Philippe Sellier laisse, entre autres, trois volumes cardinaux aux éditions Honoré Champion : Port-Royal et la littérature. Leur lecture est une ascension qui vaut le détour (euphémisme) : la clarté de ses exposés étonne, comme si son association assidue avec un amoureux séculaire d’un langage cristallin l’avait contaminé – précision, logique, lexique, intelligence, tout. dans ces trois livres conspire à la beauté. Fin de la parenthèse – et l’hommage.

A lire aussi, Georgia Ray : La beauté va conquérir

« Vous désirez des conquêtes, et je vous suis offert. Il faut des combats. Je leur ai toujours été étranger. »
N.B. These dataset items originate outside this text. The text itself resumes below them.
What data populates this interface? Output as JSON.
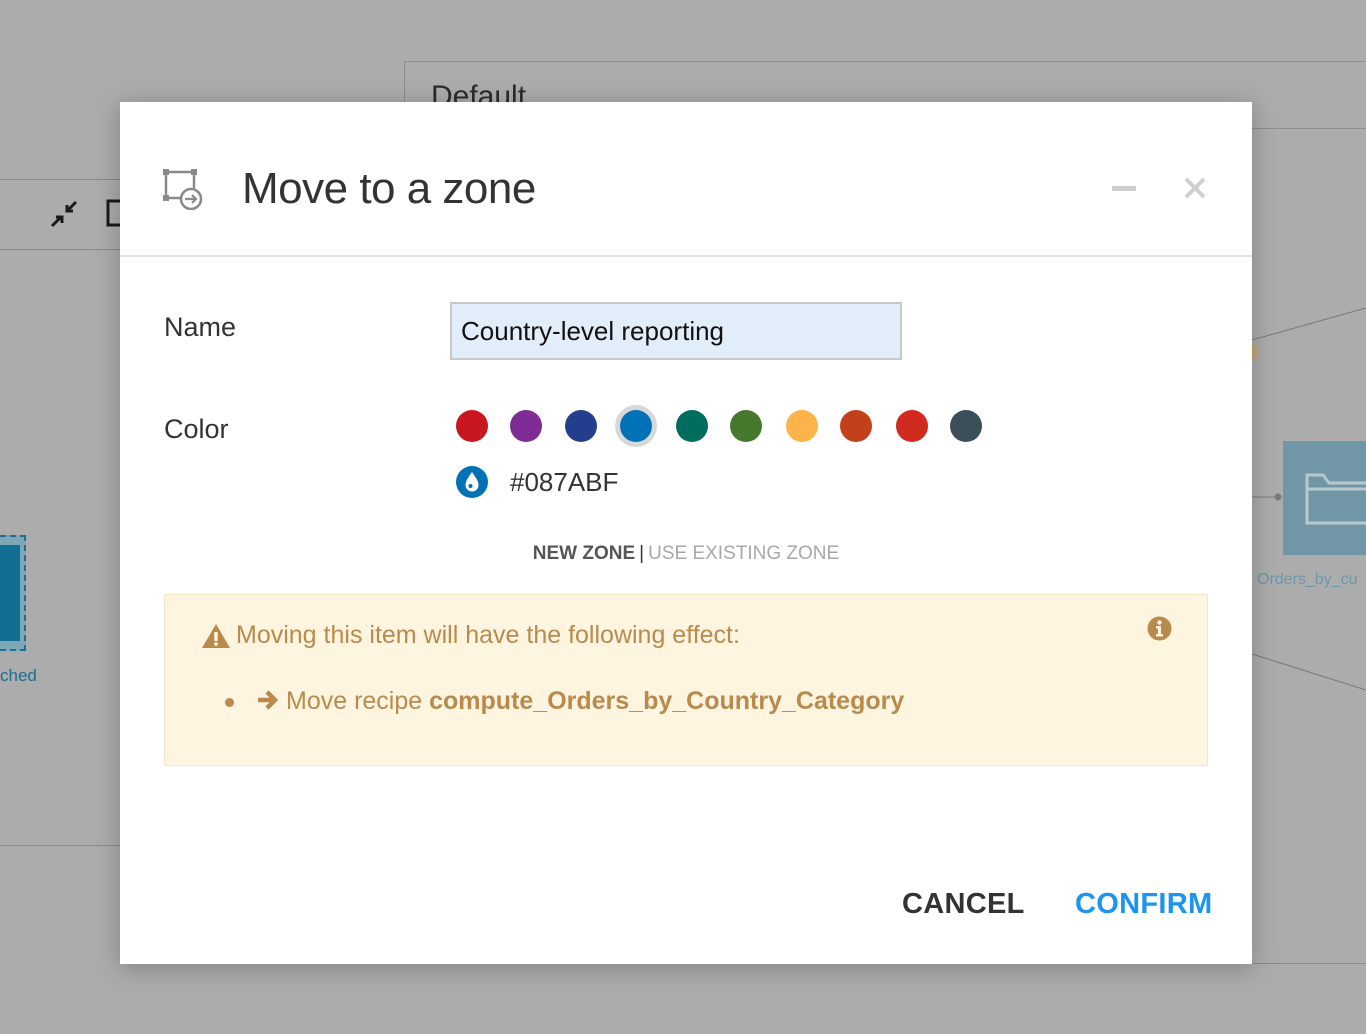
{
  "background": {
    "zone_title": "Default",
    "left_node_label": "ched",
    "right_node_label": "Orders_by_cu"
  },
  "modal": {
    "title": "Move to a zone",
    "title_icon": "zone-move-icon",
    "minimize_icon": "minimize-icon",
    "close_icon": "close-icon",
    "name_label": "Name",
    "name_value": "Country-level reporting",
    "color_label": "Color",
    "swatches": [
      {
        "color": "#C8171E",
        "selected": false
      },
      {
        "color": "#7E2B96",
        "selected": false
      },
      {
        "color": "#223E8C",
        "selected": false
      },
      {
        "color": "#0272B6",
        "selected": true
      },
      {
        "color": "#006E5E",
        "selected": false
      },
      {
        "color": "#46782D",
        "selected": false
      },
      {
        "color": "#FCB349",
        "selected": false
      },
      {
        "color": "#C2411A",
        "selected": false
      },
      {
        "color": "#D12A1E",
        "selected": false
      },
      {
        "color": "#3B4E59",
        "selected": false
      }
    ],
    "custom_color_icon": "color-drop-icon",
    "hex_value": "#087ABF",
    "tabs": {
      "new_zone": "NEW ZONE",
      "separator": "|",
      "use_existing": "USE EXISTING ZONE",
      "active": "new_zone"
    },
    "effect": {
      "title": "Moving this item will have the following effect:",
      "items": [
        {
          "action": "Move recipe ",
          "target": "compute_Orders_by_Country_Category"
        }
      ]
    },
    "buttons": {
      "cancel": "CANCEL",
      "confirm": "CONFIRM"
    },
    "colors": {
      "accent": "#1C94F0",
      "warning_text": "#B98A4C",
      "warning_bg": "#FDF5E0",
      "input_bg": "#E2EDFA"
    }
  }
}
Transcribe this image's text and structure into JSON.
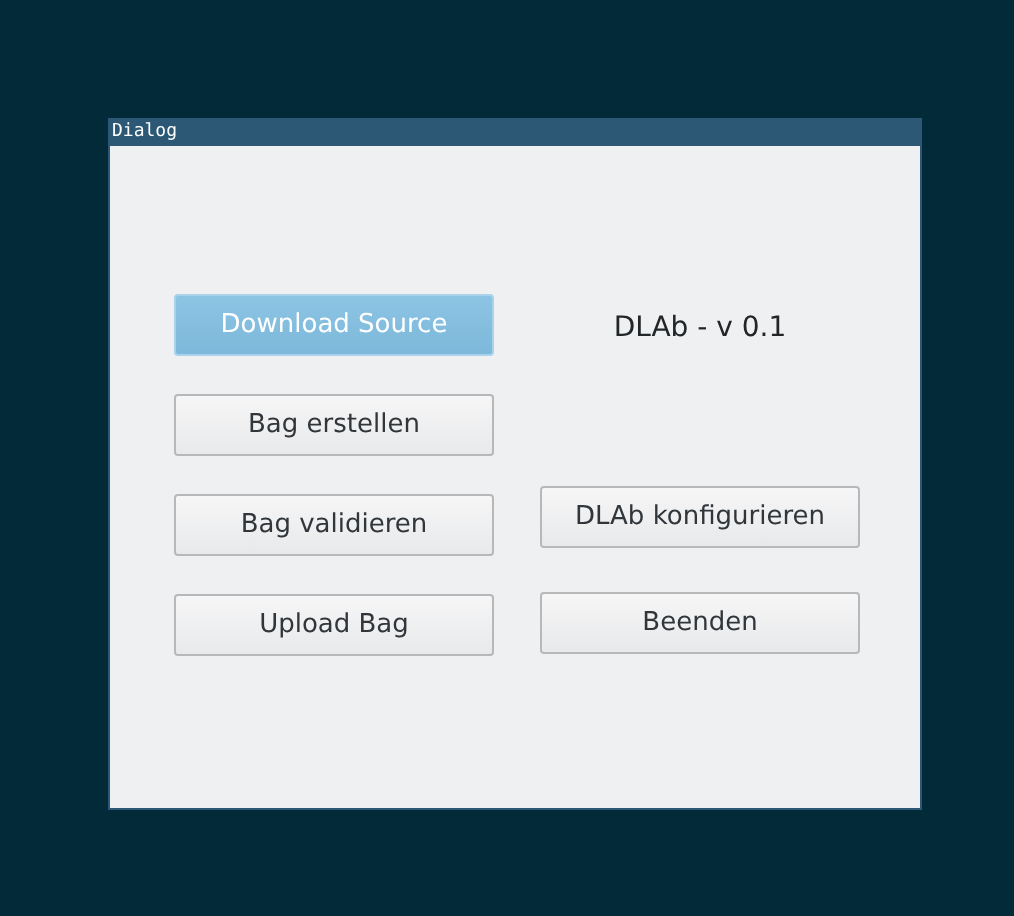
{
  "window": {
    "title": "Dialog"
  },
  "version_label": "DLAb - v 0.1",
  "left_buttons": [
    {
      "label": "Download Source",
      "highlighted": true
    },
    {
      "label": "Bag erstellen",
      "highlighted": false
    },
    {
      "label": "Bag validieren",
      "highlighted": false
    },
    {
      "label": "Upload Bag",
      "highlighted": false
    }
  ],
  "right_buttons": [
    {
      "label": "DLAb konfigurieren",
      "highlighted": false
    },
    {
      "label": "Beenden",
      "highlighted": false
    }
  ]
}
C’est l’économie de cette langue que l’on retrouve dans le monologue de Madame de Clermont (Fanny Ardant). Elle grandit à Port-Royal, épouse… M. de Clermont (donc) – et tombe amoureuse (et vice versa) de M. de La Tour (proche des jansénistes et de Port-Royal).

rectitude et leardeur de Madame de Clermont, qu’elle partage avec son presque amant (La Tour), couplé à un épisode traumatisant (le cœur du monologue), aura raison de leur amour impossible. Madame de Clermont ne quittera pas M. de Clermont. Ils ne s’oublieront jamais.

M. de La Tour finira ses jours à Port-Royal, acceptant d’entendre une dernière fois Madame de Clermont, sans souhaiter la revoir. On résume très vite (la Fronde est un autre « enjeu » du texte). La princesse de Clèves N’est pas loin. Mais l’acteur principal, outre Fanny Ardant, c’est le langage – et les sentiments incandescents qu’il exprime.

« Ne réconforte jamais mon cœur. Ne fais pas de moi une terre sans eau”

Une précision importante : il n’y a pas pas d’aridité dans le monologue de Fanny Ardant. Les mots ont un sens : il y a un intensité presque étouffant – ce qui n’a rien à voir.

Au risque de choquer, voire de dérouter, l’histoire tragique et vertigineuse racontée par Laurence Plazenet se situe entre La princesse de Clèves déjà évoqué (pour le laconisme, la précision, la hauteur) et… Belle du Seigneurd’Albert Cohen (pour les incantations, les cadences et… le lyrisme).

Je renvoie les sceptiques, qui je suppose, au roman et au spectacle. Quant à moi, aussi exorbitant, improbable, voire contradictoire, que cela puisse paraître, c’est précisément ce qu’il me semblait.

NB Le soir de mon passage, la salle a fait une longue ovation à une Fanny Ardant très émue. Roger Nimier aurait été content : pas de surprise cette fois à Marigny. Un ravissement (sens strict).

« Il peut y avoir pire que d’aimer une femme interdite, pire que d’aimer un homme qu’on n’aurait jamais dû voir : que cet amour franchisse les frontières que le temps érige habituellement, qu’il flambe, qu’il scintille, qu’il dure dans une aube sans événement. »

« Ce n’est pas la douleur qui est la plus terrible expiation pour les amoureux : c’est l’indifférence, l’oubli. Oubliez cette femme, puisqu’elle vous dérange encore. »


La blessure et la soif. Texte (adaptation) de Laurence Plazenet. Réalisé par Catherine Schaub. Jusqu’au 1euh Juin. Atelier Marigny. Durée 1 heure 25 minutes. Du mardi au samedi : 20h Dimanche : 15h Tel. 01 86 47 72 77.